The semiconductor fabrication process has several applications of RTP. Such applications include thermal oxidation (a substrate is heated in oxygen or a combination of oxygen and hydrogen which causes the silicon substrate to oxidize to form silicon dioxide); high temperature soak anneal (different gas mixtures such as nitrogen, ammonia, or oxygen are used); low temperature soak anneal (typically to anneal wafers deposited with metals); and spike anneal (primarily used in processes where the substrate needs to be exposed to high temperatures for a very short time). During a spike anneal, the substrate is rapidly heated to a maximum temperature sufficient to activate a dopant and cooled rapidly to end the activation process prior to substantial diffusion of the dopant.
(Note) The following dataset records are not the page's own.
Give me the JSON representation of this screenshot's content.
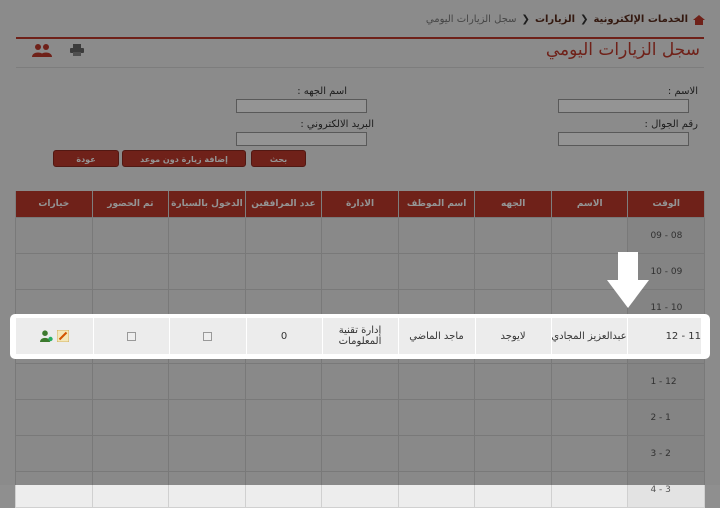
{
  "breadcrumb": {
    "home_icon": "home-icon",
    "items": [
      "الخدمات الإلكترونية",
      "الزيارات",
      "سجل الزيارات اليومي"
    ]
  },
  "page": {
    "title": "سجل الزيارات اليومي"
  },
  "form": {
    "name_label": "الاسم :",
    "entity_label": "اسم الجهه :",
    "mobile_label": "رقم الجوال :",
    "email_label": "البريد الالكتروني :",
    "name_value": "",
    "entity_value": "",
    "mobile_value": "",
    "email_value": ""
  },
  "buttons": {
    "search": "بحث",
    "add_visit": "إضافة زيارة دون موعد",
    "back": "عودة"
  },
  "table": {
    "headers": [
      "الوقت",
      "الاسم",
      "الجهه",
      "اسم الموظف",
      "الادارة",
      "عدد المرافقين",
      "الدخول بالسيارة",
      "تم الحضور",
      "خيارات"
    ],
    "time_slots": [
      "08 - 09",
      "09 - 10",
      "10 - 11",
      "11 - 12",
      "12 - 1",
      "1 - 2",
      "2 - 3",
      "3 - 4"
    ],
    "highlighted_row": {
      "time": "11 - 12",
      "name": "عبدالعزيز المجادي",
      "entity": "لايوجد",
      "employee": "ماجد الماضي",
      "department": "إدارة تقنية المعلومات",
      "companions": "0"
    }
  },
  "colors": {
    "accent": "#c0392b",
    "highlight": "#ffffff"
  }
}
A method and apparatus for spike anneal is described in United States Patent Application No. 2003/0183611, published Oct. 2, 2003, which is hereby incorporated by reference herein. During a spike anneal, the substrate is heated using thermal radiation from an array of lamps. Typically, the substrate is heated at a ramp rate of up to 250° C./sec to temperatures greater than 1000° C. The substrate is then cooled by conductively coupling the hot substrate to the cold reflector plate using a blanket of inert gas such as helium gas. This forced cooling facilitates a faster cooling rate, achieving ramp down rates of up to 80° C./sec.
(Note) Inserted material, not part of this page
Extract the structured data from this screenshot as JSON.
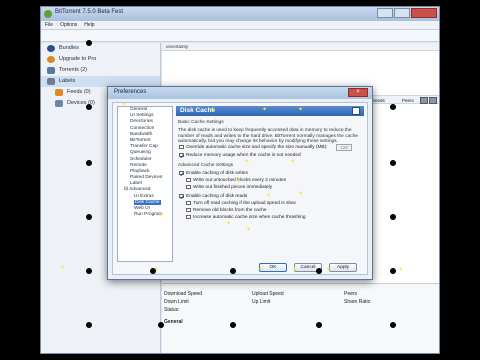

Activating the polysilicon gate electrode without causing dopant diffusion is a major challenge for front end of line (FEOL) processing. A delicate balance exists between enhanced dopant activation and aggregated dopant diffusion. An aggressive activation anneal may lead to high carrier concentration, but the dopant may be driven into the gate dielectric layer or even into the channel region. The balance becomes more difficult to maintain as device makers try to overcome poly-depletion. Poly-depletion is a reduction of activated dopants within the inversion region of a polysilicon layer. Poly-depletion accounts for an increasing fraction of Tox-inv (carrier concentration/poly-depletion) as gate lengths and gate dielectric thicknesses become smaller. For substrate features in the size of 130 nm and 90 nm, conventional thermal processes such as rapid thermal processing (RTP) and spike annealing are the main dopant activation methods. The resulting poly-depletion contributes 4-5 Å to Tox-inv. An additional reduction of 1 Å of the poly-depletion is necessary for a substrate feature with the size of 65 nm. Drive current gain of about 3% is expected with each angstrom of poly-depletion reduction. Conventional thermal processes are not capable of annealing such small substrate features without provoking dopant diffusion. In addition, preventing dopant penetration and use of thermally sensitive high-k materials requires low thermal budget activation anneal.
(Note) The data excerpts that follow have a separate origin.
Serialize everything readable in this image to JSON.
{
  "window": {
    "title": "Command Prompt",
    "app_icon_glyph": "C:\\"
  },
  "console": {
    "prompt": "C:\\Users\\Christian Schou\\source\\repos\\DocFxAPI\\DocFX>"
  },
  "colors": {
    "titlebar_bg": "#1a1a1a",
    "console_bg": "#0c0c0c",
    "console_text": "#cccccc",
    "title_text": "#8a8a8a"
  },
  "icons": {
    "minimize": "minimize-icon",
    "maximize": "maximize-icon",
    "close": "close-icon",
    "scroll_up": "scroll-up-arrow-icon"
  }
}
Laser anneal, which can achieve high dopant activation without driving dopant diffusion, has been developed to meet the requirements for poly-depletion for use in 65 nm features. Laser annealing technology produces transient temperatures such as about 1350° C. near the silicon melting point within a few milliseconds, which results in high dopant activation with little dopant diffusion. This is a particular benefit for a process such as boron activation, since boron diffuses much faster than does phosphorous and arsenic. However, laser anneal temperatures that melt the silicon have been shown to cause polycrystalline grain size growth which may result in device yield loss.
The object of annealing is often a substantially uniform temperature profile across the substrate. This is achieved by controlling a laser, an array of lamps, or other heat sources which uniformly heat the substrate on the front side while a reflective surface on the back side of the substrate uniformly reflects heat back to the substrate. Emissivity measurement and compensation methodology have been used to improve the uniform temperature gradient across the substrate.
However, uniform control of an anneal chamber that also incorporates the use of a laser often does not provide substantially uniform temperature profiles across the diameter of the substrate. Thus, apparatus and methods to improve uniformity remain of interest and there is a need to have a process for doping polycrystalline layers within a feature and annealing and activating the doped polycrystalline with minimal or no dopant diffusion.